Птица из стеатита, мыльного камня, официальный символ древнего Зимбабве
   Интересно не только то, что стены впритык соединены друг с другом без раствора. Это было отличительной чертой азанийской каменной кладки, подобные образцы можно увидеть и севернее – в стенах Джебель-Ури в Дарфуре. Поражает тот факт, что крепостные здания словно сами по себе выросли из огромных глыб, и так являющихся отличными оборонительными укреплениями, и строения, от которых остались фундаменты, кажется, были созданы в попытке построить из камня то, что раньше строили из глины и соломы.
   Так или иначе, тогда, как и сейчас, повсюду лежали огромные пласты отслоившегося гранита, и уже имелась необходимость в строительстве внушительных зданий.

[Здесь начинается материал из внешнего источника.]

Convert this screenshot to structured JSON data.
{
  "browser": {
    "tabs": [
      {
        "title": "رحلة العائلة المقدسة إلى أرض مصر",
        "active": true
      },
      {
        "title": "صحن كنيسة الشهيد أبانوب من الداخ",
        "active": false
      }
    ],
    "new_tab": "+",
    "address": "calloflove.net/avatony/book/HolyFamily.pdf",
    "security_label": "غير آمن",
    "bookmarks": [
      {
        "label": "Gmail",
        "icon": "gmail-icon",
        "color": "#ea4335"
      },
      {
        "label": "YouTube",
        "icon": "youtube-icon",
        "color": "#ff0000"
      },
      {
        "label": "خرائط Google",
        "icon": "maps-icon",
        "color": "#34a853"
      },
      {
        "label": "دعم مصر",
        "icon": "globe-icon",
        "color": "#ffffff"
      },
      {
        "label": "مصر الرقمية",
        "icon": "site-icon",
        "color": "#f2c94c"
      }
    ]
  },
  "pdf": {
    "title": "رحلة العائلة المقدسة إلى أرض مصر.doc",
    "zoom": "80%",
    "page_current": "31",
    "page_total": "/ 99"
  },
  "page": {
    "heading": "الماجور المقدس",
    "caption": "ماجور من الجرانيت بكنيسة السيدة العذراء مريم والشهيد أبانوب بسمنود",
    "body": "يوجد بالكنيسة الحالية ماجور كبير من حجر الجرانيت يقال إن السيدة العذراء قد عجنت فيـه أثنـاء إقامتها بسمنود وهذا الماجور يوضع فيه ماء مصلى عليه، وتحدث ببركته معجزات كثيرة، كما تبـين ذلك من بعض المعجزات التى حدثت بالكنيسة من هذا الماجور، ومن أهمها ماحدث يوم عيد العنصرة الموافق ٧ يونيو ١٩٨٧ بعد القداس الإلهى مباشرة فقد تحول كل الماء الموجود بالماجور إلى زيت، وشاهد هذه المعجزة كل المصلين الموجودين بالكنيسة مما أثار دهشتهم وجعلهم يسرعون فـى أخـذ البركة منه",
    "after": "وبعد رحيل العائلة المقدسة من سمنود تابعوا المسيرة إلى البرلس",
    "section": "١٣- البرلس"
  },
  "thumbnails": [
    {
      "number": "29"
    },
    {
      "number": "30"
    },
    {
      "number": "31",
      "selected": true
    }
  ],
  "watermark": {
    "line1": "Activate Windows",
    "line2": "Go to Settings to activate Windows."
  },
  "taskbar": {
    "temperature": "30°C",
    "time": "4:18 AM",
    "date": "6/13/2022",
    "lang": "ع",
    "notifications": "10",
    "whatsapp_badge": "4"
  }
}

Требовалось лишь немного воображения, чтобы превратить эти блоки в хорошие каменные «кирпичи» или отщепить их еще больше, разведя на скалах огонь. В железном веке начиная с первого тысячелетия до н. э., в стране усиливалась централизованная власть – практически тогда же, когда и в Западном Судане, и это неизбежно вызывало необходимость защищаться от соперников и демонстрировать богатство и могущество. Научившись обрабатывать железо и испытав политические амбиции, люди столкнулись с теми же явлениями, что и в остальном мире.